Pete tried to ask him if he’d had the ring with him the whole time, but no words came out. His tongue suddenly felt thick and heavy, and then his eyelids felt the same way. He looked down at his empty mug, which blurred and darkened. It took a huge effort to raise his head, and the last thing he saw in Oisin’s hoard was a smile full of pointed little teeth.

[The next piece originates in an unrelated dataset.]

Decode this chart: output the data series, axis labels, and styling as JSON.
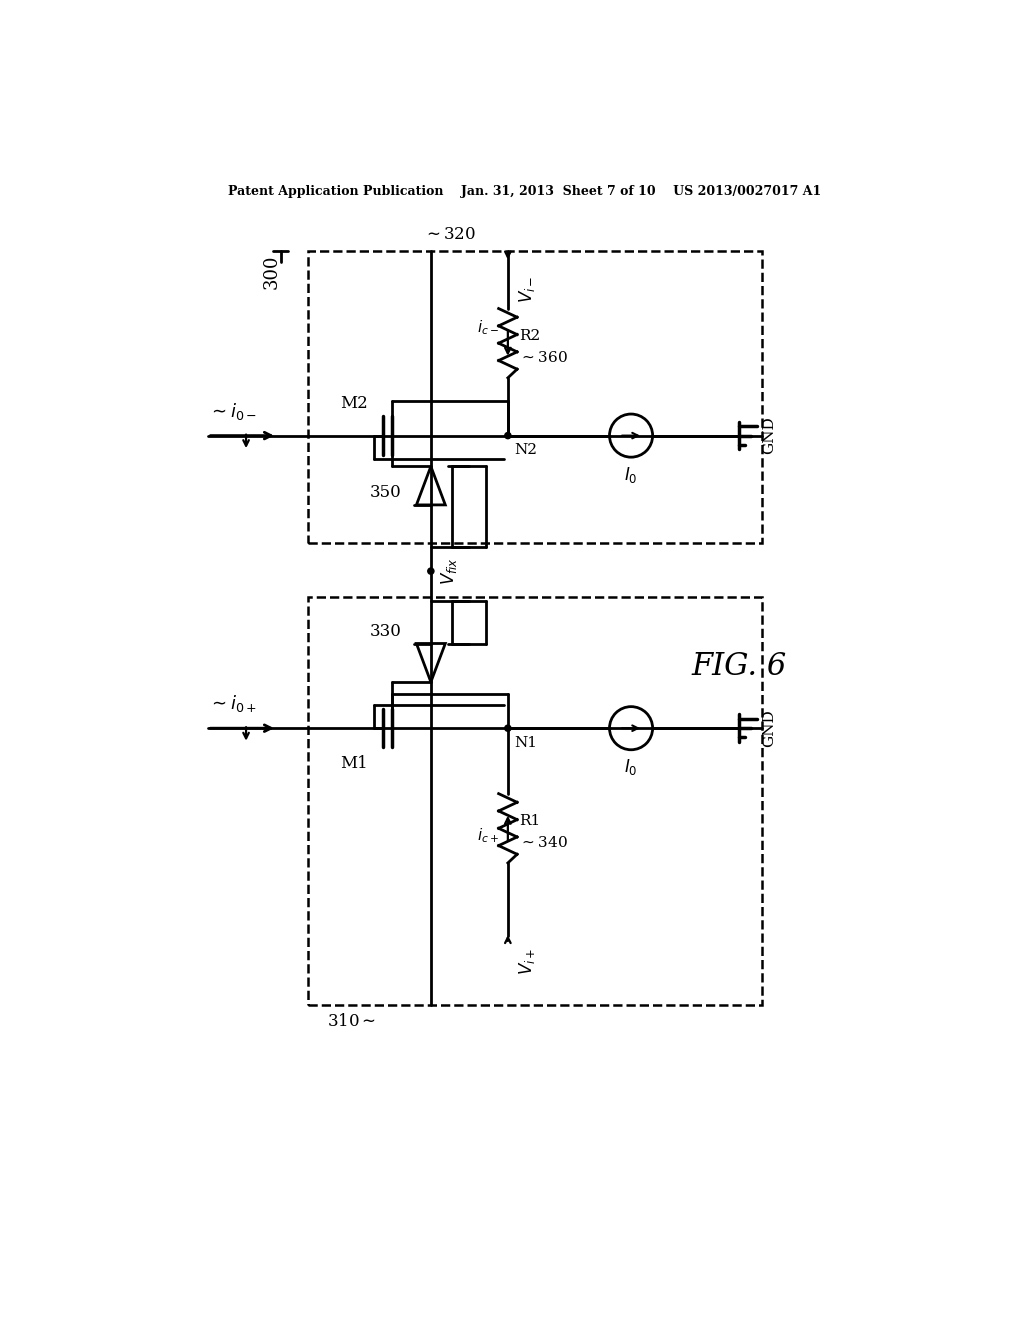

Pete woke up on top of his guitar, which was a wholly inadequate substitute for a mattress. He struggled out of the instrument’s strap and into a sitting position, and the dew from the grass soaked his trousers. He checked his left hand and saw his wedding ring shining in the sharp light of sunrise. His watch, unfortunately, had a large crack across its expensive face. But at least he was all in one piece. He hadn’t lost any parts of himself, not really.

He pulled his phone out of his pocket and called Sadie. She didn’t answer, so he left her a voicemail that promised her a crazy story. Sadie liked crazy stories – they both did.